What is concerning to many is the wording in the proposed amendment “consistent with the harm done to victims or to the community” that will be added to section 718.2 [e] to the dismay of criminal lawyers across the country who have spoken out against amending the section.


Pentz said the CBA’s concern is the amendment will distort the sentencing principles of the section that are meant to direct a judge to consider an Aboriginal person’s unique past that may have led them to the court, including the effects of colonization, such as residential schools.

The CBA is supporting the bill and provided recommendations to the Senate, including removing the changes to section 718.2 [e].

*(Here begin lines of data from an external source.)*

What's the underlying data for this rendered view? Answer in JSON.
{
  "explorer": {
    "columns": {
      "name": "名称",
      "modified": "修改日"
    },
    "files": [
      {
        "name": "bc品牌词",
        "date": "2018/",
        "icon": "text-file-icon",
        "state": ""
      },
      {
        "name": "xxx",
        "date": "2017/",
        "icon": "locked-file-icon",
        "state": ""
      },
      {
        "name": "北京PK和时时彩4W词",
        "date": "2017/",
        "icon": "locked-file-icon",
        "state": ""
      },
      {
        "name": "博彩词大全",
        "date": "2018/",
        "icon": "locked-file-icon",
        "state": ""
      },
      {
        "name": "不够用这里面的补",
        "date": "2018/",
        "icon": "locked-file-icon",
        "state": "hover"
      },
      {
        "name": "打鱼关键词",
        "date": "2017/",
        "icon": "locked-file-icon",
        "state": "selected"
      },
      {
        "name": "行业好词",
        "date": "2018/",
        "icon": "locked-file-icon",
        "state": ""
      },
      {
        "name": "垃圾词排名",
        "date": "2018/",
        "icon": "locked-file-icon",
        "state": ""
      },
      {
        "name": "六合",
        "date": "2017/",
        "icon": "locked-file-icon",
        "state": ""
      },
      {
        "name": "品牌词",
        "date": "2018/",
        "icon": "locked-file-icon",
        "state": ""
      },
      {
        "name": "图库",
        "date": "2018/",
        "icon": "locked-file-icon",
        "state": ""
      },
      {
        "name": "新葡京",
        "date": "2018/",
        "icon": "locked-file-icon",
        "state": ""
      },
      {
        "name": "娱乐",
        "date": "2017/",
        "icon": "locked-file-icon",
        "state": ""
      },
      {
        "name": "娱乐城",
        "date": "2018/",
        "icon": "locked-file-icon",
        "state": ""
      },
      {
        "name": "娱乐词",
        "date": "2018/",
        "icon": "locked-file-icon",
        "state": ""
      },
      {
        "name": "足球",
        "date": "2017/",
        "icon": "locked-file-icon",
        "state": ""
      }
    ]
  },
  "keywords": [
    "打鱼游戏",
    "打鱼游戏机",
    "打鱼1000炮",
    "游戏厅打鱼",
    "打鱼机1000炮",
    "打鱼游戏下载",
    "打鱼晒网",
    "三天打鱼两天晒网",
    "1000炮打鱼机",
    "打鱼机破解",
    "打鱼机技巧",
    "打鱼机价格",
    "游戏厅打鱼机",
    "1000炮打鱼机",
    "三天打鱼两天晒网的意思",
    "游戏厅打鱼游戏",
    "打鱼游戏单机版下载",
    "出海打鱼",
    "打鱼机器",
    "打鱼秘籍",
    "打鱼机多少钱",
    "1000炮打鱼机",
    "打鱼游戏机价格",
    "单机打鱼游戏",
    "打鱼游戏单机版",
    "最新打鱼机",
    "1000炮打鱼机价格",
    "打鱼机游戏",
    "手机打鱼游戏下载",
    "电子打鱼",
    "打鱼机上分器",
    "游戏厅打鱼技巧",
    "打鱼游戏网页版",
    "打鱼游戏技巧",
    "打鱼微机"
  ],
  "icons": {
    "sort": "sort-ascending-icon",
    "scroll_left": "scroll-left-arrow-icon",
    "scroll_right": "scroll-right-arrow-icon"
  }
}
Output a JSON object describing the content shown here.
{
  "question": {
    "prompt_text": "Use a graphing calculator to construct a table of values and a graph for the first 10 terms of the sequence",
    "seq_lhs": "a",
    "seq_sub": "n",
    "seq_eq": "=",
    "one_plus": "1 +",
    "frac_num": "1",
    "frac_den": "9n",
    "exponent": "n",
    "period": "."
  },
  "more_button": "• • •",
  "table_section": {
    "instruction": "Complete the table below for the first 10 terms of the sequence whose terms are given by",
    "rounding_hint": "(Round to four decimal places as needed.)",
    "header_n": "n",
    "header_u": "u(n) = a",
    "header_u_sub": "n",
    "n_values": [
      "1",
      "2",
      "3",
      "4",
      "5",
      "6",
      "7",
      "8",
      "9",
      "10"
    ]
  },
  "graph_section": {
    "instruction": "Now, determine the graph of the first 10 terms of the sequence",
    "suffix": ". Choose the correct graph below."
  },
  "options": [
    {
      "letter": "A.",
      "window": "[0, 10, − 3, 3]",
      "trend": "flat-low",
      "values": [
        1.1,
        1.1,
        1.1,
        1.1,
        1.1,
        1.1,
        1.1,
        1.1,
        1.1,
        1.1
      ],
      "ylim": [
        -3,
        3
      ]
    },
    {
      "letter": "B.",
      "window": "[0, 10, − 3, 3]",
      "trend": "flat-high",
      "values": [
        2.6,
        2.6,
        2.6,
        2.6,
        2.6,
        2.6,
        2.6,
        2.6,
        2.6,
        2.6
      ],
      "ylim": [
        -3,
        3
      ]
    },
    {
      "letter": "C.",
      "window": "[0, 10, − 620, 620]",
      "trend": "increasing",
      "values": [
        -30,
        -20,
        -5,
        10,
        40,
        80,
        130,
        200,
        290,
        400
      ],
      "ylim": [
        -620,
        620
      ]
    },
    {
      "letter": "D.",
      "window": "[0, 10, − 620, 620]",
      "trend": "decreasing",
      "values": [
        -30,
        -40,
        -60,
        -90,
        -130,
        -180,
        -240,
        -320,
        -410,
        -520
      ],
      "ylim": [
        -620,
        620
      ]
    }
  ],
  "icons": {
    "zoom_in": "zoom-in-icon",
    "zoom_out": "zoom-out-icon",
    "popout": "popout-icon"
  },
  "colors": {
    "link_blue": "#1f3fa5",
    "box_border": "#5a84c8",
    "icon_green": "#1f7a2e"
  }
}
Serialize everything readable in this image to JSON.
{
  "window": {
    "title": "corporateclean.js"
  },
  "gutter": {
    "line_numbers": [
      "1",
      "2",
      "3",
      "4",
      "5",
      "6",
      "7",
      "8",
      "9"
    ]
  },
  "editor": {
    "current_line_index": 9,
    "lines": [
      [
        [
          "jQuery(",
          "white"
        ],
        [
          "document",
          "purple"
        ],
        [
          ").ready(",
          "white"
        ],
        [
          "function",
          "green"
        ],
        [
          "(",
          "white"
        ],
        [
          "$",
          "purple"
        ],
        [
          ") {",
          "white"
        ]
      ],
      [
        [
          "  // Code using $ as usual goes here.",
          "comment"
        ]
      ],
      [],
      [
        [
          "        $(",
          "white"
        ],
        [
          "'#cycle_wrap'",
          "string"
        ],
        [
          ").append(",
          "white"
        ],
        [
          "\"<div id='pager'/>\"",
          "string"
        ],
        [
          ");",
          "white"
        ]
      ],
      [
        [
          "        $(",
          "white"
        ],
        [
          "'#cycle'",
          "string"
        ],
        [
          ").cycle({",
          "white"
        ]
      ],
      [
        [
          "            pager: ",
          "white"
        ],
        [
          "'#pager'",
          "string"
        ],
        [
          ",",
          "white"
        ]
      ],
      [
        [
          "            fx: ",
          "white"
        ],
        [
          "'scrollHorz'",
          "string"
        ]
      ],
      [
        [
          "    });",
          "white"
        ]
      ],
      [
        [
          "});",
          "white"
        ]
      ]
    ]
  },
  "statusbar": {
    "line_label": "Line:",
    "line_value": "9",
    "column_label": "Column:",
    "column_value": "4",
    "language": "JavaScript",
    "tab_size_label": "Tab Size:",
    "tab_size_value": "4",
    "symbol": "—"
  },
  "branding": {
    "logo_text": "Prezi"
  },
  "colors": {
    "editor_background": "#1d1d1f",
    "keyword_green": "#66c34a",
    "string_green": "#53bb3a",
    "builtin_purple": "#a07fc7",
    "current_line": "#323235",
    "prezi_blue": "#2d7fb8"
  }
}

Nana Yanful, of the Canadian Council of Criminal Defence Lawyers, told the committee the changes to the section dismiss its purpose, which is for the courts to exercise restraint in sentencing when dealing with an Aboriginal person.

“It makes it redundant and places a greater emphasis on incarceration,” said Yanful. 

After the meeting, Yanful told APTN it’s the placement of the proposed amendment that concerns her the most.

“If it says protecting society first before talking about taking into account an offender’s Aboriginality … I think it furthers a negative stereotype of Aboriginal people,” she said. “If it continues there will definitely be a court challenge.”

The committee will begin a clause-by-clause review of the bill Thursday. The bill includes dozens of Criminal Code amendments that will be in force 90 days if the bill receives royal assent.